Heel wat medicatieproblemen na ziekenhuisverblijf kunnen vermeden worden

Naar schatting ervaren ieder jaar zowat 750.000 Belgen problemen met hun medicatie-inname na een verblijf in het ziekenhuis. Uit een studie van de onderzoeksgroep Transmurale Zorg van de Vrije Universiteit Brussel blijkt dat een goed ingevuld medicatieschema essentieel is voor een vlotte overgang van tweede- naar eerstelijnszorg, maar dat dit in de praktijk vaak nog niet correct wordt gebruikt.
Uit internationale studies is gebleken dat 63 procent van de patiënten die het ziekenhuis verlaten problemen ondervindt met de inname van geneesmiddelen. Aangezien er in ons land jaarlijks 1,3 miljoen mensen gehospitaliseerd worden, zou het bij ons om ruim 800.000 patiënten per jaar gaan die het risico lopen om met een geneesmiddelenprobleem geconfronteerd te worden. Bovendien zouden 60 procent van de ongeplande heropnames van bejaarden in het ziekenhuis vermeden kunnen worden mits een efficiëntere medicatiebegeleiding bij ontslag.

In ons land waren er totnogtoe weinig gegevens over deze problematiek, maar nu heeft de vub-onderzoeksgroep Transmurale zorg een reeks onderzoeken gevoerd, onder meer om na te gaan met welke problemen huisapothekers en huisartsen geconfronteerd worden wanneer een van hun patiënten net ontslagen is uit het ziekenhuis. Het onderzoek bij de huisartsen loopt nog, maar dat van de apothekers is afgerond. Hoewel het om een relatief kleinschalig onderzoek gaat (261 patiënten in 82 Vlaamse en Brusselse apotheken), komen er toch duidelijk enkele pijnpunten bloot te liggen.
Zo blijkt dat in drie kwart van de gevallen niet de patiënt zelf maar een familielid de medicatie komt afhalen, wat niet altijd bevorderlijk is voor een correcte informatieoverdracht. En hoewel zeven op de tien patiënten uit het ziekenhuis een medicatieschema meekreeg, bracht meer dan de helft hiervan dit niet mee naar de apotheker. Nochtans bevatten dergelijke schema’s heel wat noodzakelijke informatie over de juiste inname van de geneesmiddelen. Een op vijf meegebrachte schema’s bleken bovendien geneesmiddelen te bevatten waarvoor men vanuit het ziekenhuis een voorschrift was vergeten mee te geven.
In een derde van de gevallen was het schema onduidelijk voor de apotheker, of bevatte het zelfs fouten in de voorgeschreven dosering.
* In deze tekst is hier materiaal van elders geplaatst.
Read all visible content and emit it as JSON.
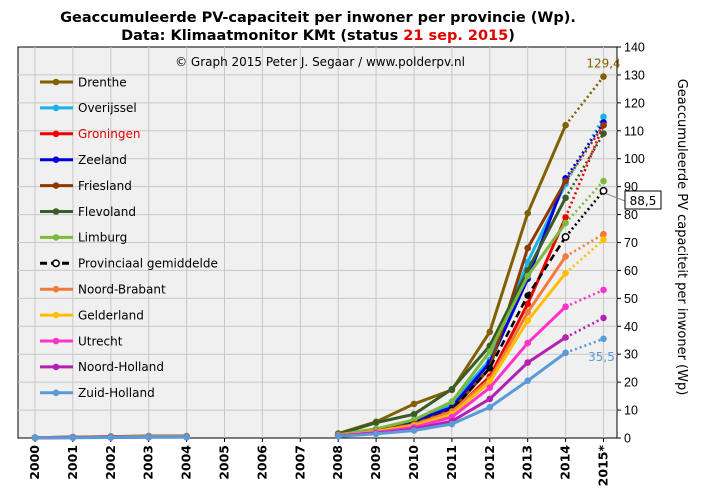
{
  "title": {
    "line1": "Geaccumuleerde PV-capaciteit per inwoner per provincie (Wp).",
    "line2_prefix": "Data: Klimaatmonitor KMt (status ",
    "line2_highlight": "21 sep. 2015",
    "line2_suffix": ")"
  },
  "credit": "© Graph 2015 Peter J. Segaar / www.polderpv.nl",
  "colors": {
    "plot_bg": "#f0f0f0",
    "grid": "#c8c8c8",
    "highlight": "#e00000"
  },
  "chart_data": {
    "type": "line",
    "title": "Geaccumuleerde PV-capaciteit per inwoner per provincie (Wp). Data: Klimaatmonitor KMt (status 21 sep. 2015)",
    "xlabel": "",
    "ylabel": "Geaccumuleerde PV capaciteit per inwoner (Wp)",
    "categories": [
      "2000",
      "2001",
      "2002",
      "2003",
      "2004",
      "2005",
      "2006",
      "2007",
      "2008",
      "2009",
      "2010",
      "2011",
      "2012",
      "2013",
      "2014",
      "2015*"
    ],
    "ylim": [
      0,
      140
    ],
    "yticks": [
      "0",
      "10",
      "20",
      "30",
      "40",
      "50",
      "60",
      "70",
      "80",
      "90",
      "100",
      "110",
      "120",
      "130",
      "140"
    ],
    "y_axis_side": "right",
    "grid": true,
    "legend_position": "top-left",
    "dotted_last_segment": true,
    "series": [
      {
        "name": "Drenthe",
        "color": "#806000",
        "values": [
          0.1,
          0.3,
          0.5,
          0.7,
          0.7,
          null,
          null,
          null,
          1.6,
          5.8,
          12.2,
          17.2,
          38.0,
          80.5,
          112.0,
          129.4
        ]
      },
      {
        "name": "Overijssel",
        "color": "#1ab2e8",
        "values": [
          0.1,
          0.3,
          0.4,
          0.6,
          0.6,
          null,
          null,
          null,
          1.1,
          3.0,
          5.5,
          12.5,
          28.0,
          63.0,
          91.0,
          115.0
        ]
      },
      {
        "name": "Groningen",
        "color": "#ee0000",
        "values": [
          0.1,
          0.2,
          0.3,
          0.5,
          0.5,
          null,
          null,
          null,
          1.0,
          2.5,
          4.5,
          9.0,
          22.0,
          48.0,
          79.0,
          112.0
        ]
      },
      {
        "name": "Zeeland",
        "color": "#0000dd",
        "values": [
          0.1,
          0.2,
          0.4,
          0.6,
          0.6,
          null,
          null,
          null,
          1.2,
          3.2,
          6.0,
          11.0,
          27.0,
          57.0,
          93.0,
          113.0
        ]
      },
      {
        "name": "Friesland",
        "color": "#8b3a00",
        "values": [
          0.1,
          0.2,
          0.3,
          0.5,
          0.5,
          null,
          null,
          null,
          1.0,
          2.8,
          5.0,
          10.0,
          25.0,
          68.0,
          92.0,
          112.0
        ]
      },
      {
        "name": "Flevoland",
        "color": "#3a5a28",
        "values": [
          0.1,
          0.3,
          0.5,
          0.6,
          0.6,
          null,
          null,
          null,
          1.3,
          5.5,
          8.5,
          17.5,
          33.0,
          60.0,
          86.0,
          109.0
        ]
      },
      {
        "name": "Limburg",
        "color": "#7cba3c",
        "values": [
          0.1,
          0.2,
          0.4,
          0.6,
          0.6,
          null,
          null,
          null,
          1.1,
          3.3,
          6.5,
          13.0,
          31.0,
          58.0,
          77.0,
          92.0
        ]
      },
      {
        "name": "Provinciaal gemiddelde",
        "color": "#000000",
        "dashed": true,
        "values": [
          0.1,
          0.2,
          0.3,
          0.4,
          0.4,
          null,
          null,
          null,
          0.9,
          2.5,
          5.0,
          10.0,
          25.0,
          51.0,
          72.0,
          88.5
        ]
      },
      {
        "name": "Noord-Brabant",
        "color": "#f07c3c",
        "values": [
          0.1,
          0.2,
          0.3,
          0.4,
          0.4,
          null,
          null,
          null,
          0.9,
          2.4,
          4.8,
          9.5,
          21.0,
          45.0,
          65.0,
          73.0
        ]
      },
      {
        "name": "Gelderland",
        "color": "#ffbf00",
        "values": [
          0.1,
          0.2,
          0.3,
          0.4,
          0.4,
          null,
          null,
          null,
          0.9,
          2.3,
          4.3,
          8.5,
          20.0,
          42.0,
          59.0,
          71.0
        ]
      },
      {
        "name": "Utrecht",
        "color": "#ff33cc",
        "values": [
          0.1,
          0.2,
          0.3,
          0.4,
          0.4,
          null,
          null,
          null,
          0.8,
          2.0,
          3.8,
          7.5,
          18.0,
          34.0,
          47.0,
          53.0
        ]
      },
      {
        "name": "Noord-Holland",
        "color": "#b420b4",
        "values": [
          0.1,
          0.2,
          0.2,
          0.3,
          0.3,
          null,
          null,
          null,
          0.7,
          1.7,
          3.2,
          6.0,
          14.0,
          27.0,
          36.0,
          43.0
        ]
      },
      {
        "name": "Zuid-Holland",
        "color": "#5a9ad8",
        "values": [
          0.1,
          0.1,
          0.2,
          0.3,
          0.3,
          null,
          null,
          null,
          0.6,
          1.5,
          2.7,
          5.0,
          11.0,
          20.5,
          30.5,
          35.5
        ]
      }
    ],
    "annotations": [
      {
        "text": "129,4",
        "series": "Drenthe",
        "color": "#806000",
        "boxed": false
      },
      {
        "text": "88,5",
        "series": "Provinciaal gemiddelde",
        "color": "#000000",
        "boxed": true
      },
      {
        "text": "35,5",
        "series": "Zuid-Holland",
        "color": "#5a9ad8",
        "boxed": false
      }
    ]
  }
}
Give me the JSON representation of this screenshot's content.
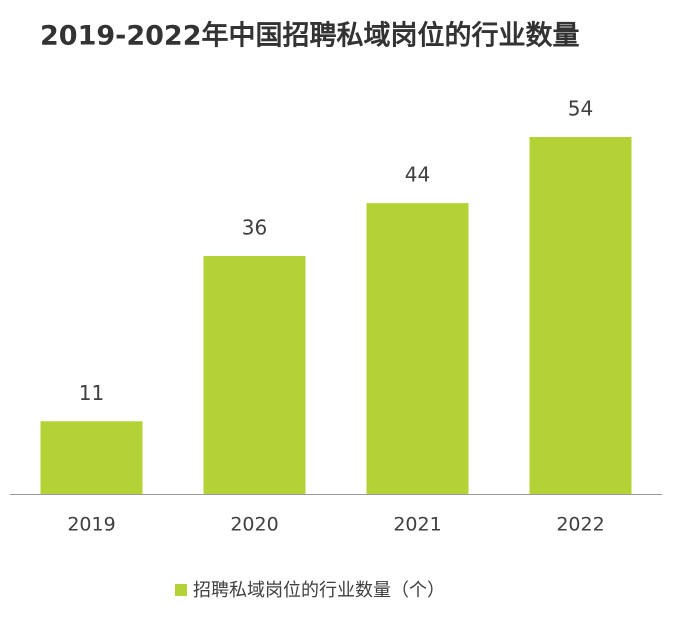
{
  "chart_data": {
    "type": "bar",
    "title": "2019-2022年中国招聘私域岗位的行业数量",
    "categories": [
      "2019",
      "2020",
      "2021",
      "2022"
    ],
    "series": [
      {
        "name": "招聘私域岗位的行业数量（个）",
        "color": "#b3d235",
        "values": [
          11,
          36,
          44,
          54
        ]
      }
    ],
    "legend": "bottom"
  }
}
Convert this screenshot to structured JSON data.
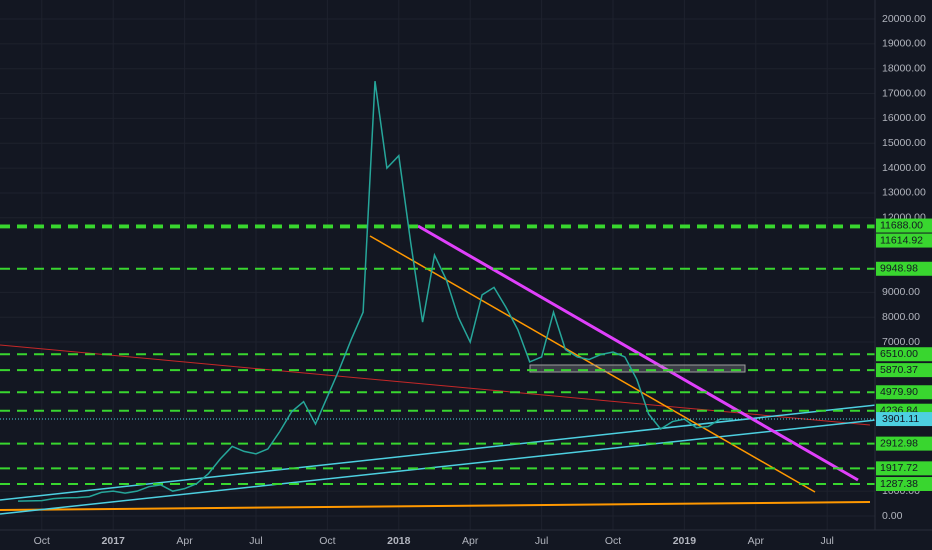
{
  "chart_data": {
    "type": "line",
    "categories": [
      null,
      null,
      "Oct",
      null,
      null,
      null,
      null,
      null,
      "2017",
      null,
      null,
      null,
      null,
      null,
      "Apr",
      null,
      null,
      null,
      null,
      null,
      "Jul",
      null,
      null,
      null,
      null,
      null,
      "Oct",
      null,
      null,
      null,
      null,
      null,
      "2018",
      null,
      null,
      null,
      null,
      null,
      "Apr",
      null,
      null,
      null,
      null,
      null,
      "Jul",
      null,
      null,
      null,
      null,
      null,
      "Oct",
      null,
      null,
      null,
      null,
      null,
      "2019",
      null,
      null,
      null,
      null,
      null,
      "Apr",
      null,
      null,
      null,
      null,
      null,
      "Jul",
      null
    ],
    "series": [
      {
        "color": "#26a69a",
        "values": [
          600,
          610,
          620,
          700,
          730,
          740,
          780,
          950,
          1000,
          920,
          1000,
          1180,
          1250,
          1000,
          1100,
          1300,
          1700,
          2300,
          2800,
          2600,
          2500,
          2700,
          3400,
          4200,
          4600,
          3700,
          4800,
          5900,
          7100,
          8200,
          17500,
          14000,
          14500,
          11000,
          7800,
          10500,
          9500,
          8000,
          7000,
          8900,
          9200,
          8400,
          7500,
          6200,
          6400,
          8200,
          6700,
          6400,
          6300,
          6500,
          6600,
          6400,
          5500,
          4100,
          3500,
          3800,
          3900,
          3550,
          3600,
          3900,
          3901.11,
          null,
          null,
          null,
          null,
          null,
          null,
          null,
          null,
          null
        ]
      }
    ],
    "ylim": [
      0,
      20000
    ],
    "yticks": [
      {
        "value": 0,
        "label": "0.00"
      },
      {
        "value": 1000,
        "label": "1000.00"
      },
      {
        "value": 7000,
        "label": "7000.00"
      },
      {
        "value": 8000,
        "label": "8000.00"
      },
      {
        "value": 9000,
        "label": "9000.00"
      },
      {
        "value": 12000,
        "label": "12000.00"
      },
      {
        "value": 13000,
        "label": "13000.00"
      },
      {
        "value": 14000,
        "label": "14000.00"
      },
      {
        "value": 15000,
        "label": "15000.00"
      },
      {
        "value": 16000,
        "label": "16000.00"
      },
      {
        "value": 17000,
        "label": "17000.00"
      },
      {
        "value": 18000,
        "label": "18000.00"
      },
      {
        "value": 19000,
        "label": "19000.00"
      },
      {
        "value": 20000,
        "label": "20000.00"
      }
    ],
    "levels": [
      {
        "value": 11688,
        "label": "11688.00"
      },
      {
        "value": 11614.92,
        "label": "11614.92"
      },
      {
        "value": 9948.98,
        "label": "9948.98"
      },
      {
        "value": 6510,
        "label": "6510.00"
      },
      {
        "value": 5870.37,
        "label": "5870.37"
      },
      {
        "value": 4979.9,
        "label": "4979.90"
      },
      {
        "value": 4236.84,
        "label": "4236.84"
      },
      {
        "value": 2912.98,
        "label": "2912.98"
      },
      {
        "value": 1917.72,
        "label": "1917.72"
      },
      {
        "value": 1287.38,
        "label": "1287.38"
      }
    ],
    "level_color": "#39d62f",
    "price_line": {
      "value": 3901.11,
      "label": "3901.11"
    },
    "grid": true
  }
}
Soms werd een bepaald geneesmiddel onder een andere merknaam voorgeschreven dan wat de patiënt voorheen gewend was, met het risico dat hij het middel tweemaal zou gaan innemen. Bij 32% van de patiënten ten slotte werden meerdere interacties of contra-indicaties vastgesteld. Acht daarvan werden als zeer ernstig aanzien.

De meeste problemen kon de apotheker zelf oplossen, maar 27 van de 115 problemen vereisten contact met het ziekenhuis. In minder dan een derde van deze gevallen kreeg de apotheker de behandelende arts zelf te spreken; meestal werd hij geholpen door een assistent of een verpleegkundige. In één op de tien gevallen kreeg de apotheker niemand aan de lijn en was hij genoodzaakt de huisarts te contacteren.

De onderzoekers benadrukken dat goed ingevuld medicatieschema heel wat van deze problemen kan voorkomen, en in sommige gevallen zelfs een heropname in het ziekenhuis kan vermijden.